Monday, Nov. 12, 1951

$420,000 in the Pot

When Bob Taft stepped out of an airplane at Chicago one day last week, an enthusiastic Republican delegation was there to welcome him. Among them was Miss Constance O'Brien, who stepped up and gave him a Taft-for-President button that her grandfather wore in 1908 when William Howard Taft, the Senator's father, ran for President.

Robert Taft was in Chicago, heart of the Taft country, to help Republicans raise money and to further his candidacy for the presidential nomination. For 30 hours Illinois Republicans reverently escorted their man on a whirlwind schedule from ham-and-eggs breakfast to political confab to press conference to lunch to cocktail party to dinner. At the press conference the candidate was affable and at ease, even when the touchy questions came up. What if General Eisenhower seeks the Republican nomination? "I don't think it would make much difference," said Taft. "The people who are for me are for me. They're not for me conditionally." What about Wisconsin's Joe McCarthy? "As far as McCarthy's campaign against Communists in Government, I'm for it," Taft replied. "I don't know whether I approve his methods or not. Sometimes I approve. Sometimes I don't."

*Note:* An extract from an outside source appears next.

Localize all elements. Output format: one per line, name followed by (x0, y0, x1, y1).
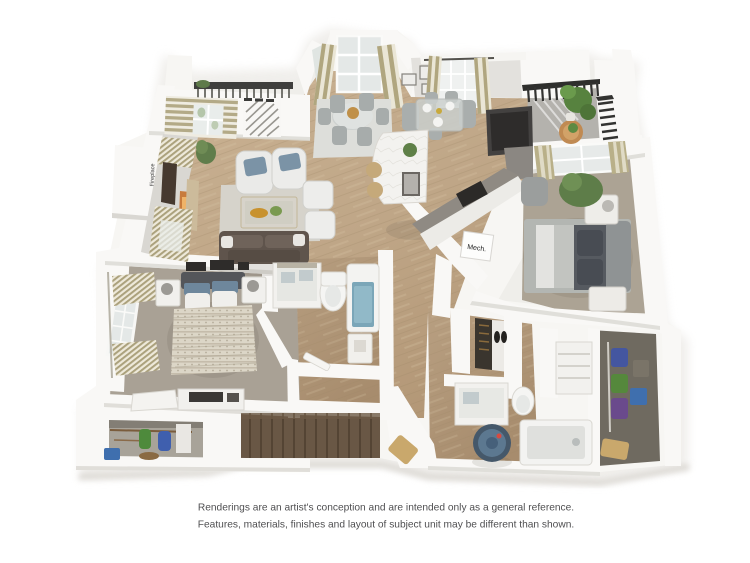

The big affair, a Republican fund-raising dinner in the vast, concrete-floored International Amphitheater, required six special kitchens with 30 cooks, 60 kitchen helpers and 300 waitresses.

After dinner there was a "pageant," produced at a cost of $16,000 with a cast of 150. Narrators, musicians, singers, actors and ballet dancers extolled Republican virtues, lambasted Democrats, burlesqued Franklin Roosevelt and Harry Truman. Bob Taft, making penciled changes in his speech, watched little of it. Then he rose to bear down on the issues: the Truman Administration is leading the country away from free enterprise toward socialism. Its foreign-relations blunders built up the Communist menace, led to war in Korea. Corruption in government, sharply illustrated now by the income-tax racketeers, must be swept out.

When the night's proceeds were tallied, they showed that 4,200 dinner tickets at $100 each had poured $420,000 into the Republican campaign pot. It was the biggest fund-raising affair Republicans had ever had.*

* But the Democrats still hold the record. They scooped up $530,000 (5,300 diners at $100 per) at a Jefferson-Jackson dinner in Washington last April.